5.1. Simulation of the Cargo Module Using LQR

The simulation results of the LQR-based robot with 20 kg of cargo are shown in Figure 7. The simulated maximum torque for the LQR-based robot for transporting 20 kg of cargo is shown in Table 2.

The simulation results indicate that the robot can safely transport the cargo, and the largest torque applied to the wheel is 10.395 $Nm$.

5.2. Simulation of the Cargo Module Using MPC

The simulation results of the MPC-based robot for transporting 20 kg of cargo are shown in Figure 8. The simulated maximum torque for the MPC-based robot for transporting 20 kg of cargo is shown in Table 3.

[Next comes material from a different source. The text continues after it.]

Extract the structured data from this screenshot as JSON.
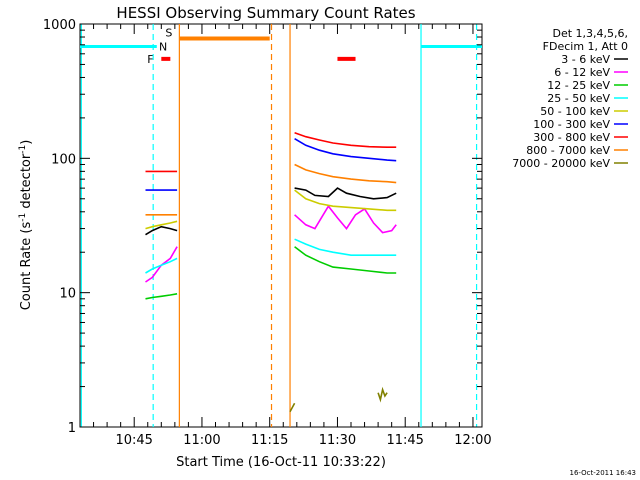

The simulation results indicate that the robot system can safely transport the module, and the largest wheel torque is 5.117$Nm$. Compared to the previous LQR controller, a lower wheel torque of 5.278$Nm$ is needed, showing that the MPC method is approximately 50% more effective.

6. Conclusion

Simulation was used to compare the performances of LQR and MPC controllers for a two-wheeled self-balancing robot with a given external force. The LQR and MPC methods both display stable performance. The MPC method exhibits superior self-balancing abilities because additional constraints can be applied. A simulation was performed for transporting heavy cargos, and both controllers showed safe and stable control. Especially, the MPC method required only 50% of the wheel torque to achieve the same performance and robot movement as the LQR method. The constraints such as wheel speed and robot tilt angle can be applied to the MPC method, making the robot more efficient when compared to the LQR method. Thus, the separation–combination cargo transportation two-wheeled self-balancing robot benefits more using the MPC method. In future work, the performances of these separation–combination cargo transportation robots using MPC will be tested for different ranges of weights and more robots. Furthermore, a physical robot is planned to be constructed and tested.